Sie verschlechtern die Dosis Kevin McCarthyRepublikaner, der erklärte, zu Fox News dass "wenn Sie sich Fotos ansehen, wie diese Schießereien stattfanden, können Sie die Handlungen sehen, die in Videospielen zu sehen sind" und sogar Dan Patrick, Vize-Gouverneur von Texas (daher von den Folgen von El Paso sehr berührt), der, obwohl ihm die Studien bekannt sind, die zeigen, dass es keinen Zusammenhang zwischen Gewalt und Videospielen gibt, den Finger auf diese Medien richtet, wenn man bedenkt, dass es ausreicht, sich die Gemeinden anzusehen Nenner und in all den Jahren, was sich in der Gesellschaft verändert hat. erklärt "Wir hatten immer die Waffen, wir hatten immer das Böse, aber was hat sich geändert, als wir diese Eskalation der Schießereien sehen? Ich sehe die Videospielbranche, die junge Leute lehrte, zu töten ".
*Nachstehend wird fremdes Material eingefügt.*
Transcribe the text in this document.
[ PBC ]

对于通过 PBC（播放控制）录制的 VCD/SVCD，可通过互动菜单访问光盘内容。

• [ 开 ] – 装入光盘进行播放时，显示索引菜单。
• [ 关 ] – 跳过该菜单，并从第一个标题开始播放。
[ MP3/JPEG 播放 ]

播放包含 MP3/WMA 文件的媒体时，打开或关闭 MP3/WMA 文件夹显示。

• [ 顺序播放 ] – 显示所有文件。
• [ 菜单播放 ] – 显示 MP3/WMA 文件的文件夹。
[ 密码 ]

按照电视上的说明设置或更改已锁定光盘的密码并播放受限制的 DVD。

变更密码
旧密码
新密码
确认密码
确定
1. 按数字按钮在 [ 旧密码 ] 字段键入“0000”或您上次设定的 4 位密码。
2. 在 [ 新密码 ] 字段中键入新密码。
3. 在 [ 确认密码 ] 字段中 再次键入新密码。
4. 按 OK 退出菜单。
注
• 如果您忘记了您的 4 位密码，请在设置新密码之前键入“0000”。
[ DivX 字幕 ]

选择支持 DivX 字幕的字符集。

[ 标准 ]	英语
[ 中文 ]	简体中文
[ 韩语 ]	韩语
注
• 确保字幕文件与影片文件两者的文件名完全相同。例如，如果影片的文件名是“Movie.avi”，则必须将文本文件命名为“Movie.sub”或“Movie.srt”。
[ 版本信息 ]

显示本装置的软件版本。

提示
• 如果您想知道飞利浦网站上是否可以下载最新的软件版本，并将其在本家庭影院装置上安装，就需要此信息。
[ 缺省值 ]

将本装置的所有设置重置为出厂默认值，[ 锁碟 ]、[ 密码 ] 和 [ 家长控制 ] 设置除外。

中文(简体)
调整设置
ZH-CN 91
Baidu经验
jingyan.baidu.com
Die Antwort der International Game Developers Association, die den Opfern ihr Beileid ausgesprochen hat, besagt, dass die Schuld an Videospielen vom eigentlichen Problem ablenkt, nämlich der Leichtigkeit, Waffen in den Vereinigten Staaten zu finden und diese zu begehen schrecklich.

Im März wies der ESA-Direktor darauf hin, dass die gleichen Videospiele, die in den USA gespielt wurden, von anderen 2,6-Milliarden-Menschen auf der ganzen Welt gespielt wurden, aber nur in den USA traten Ereignisse dieser Art auf und zum x-ten Mal gab es solche nicht Keine Korrelation zwischen der Welt der Videospiele und den Phänomenen der Massengewalt.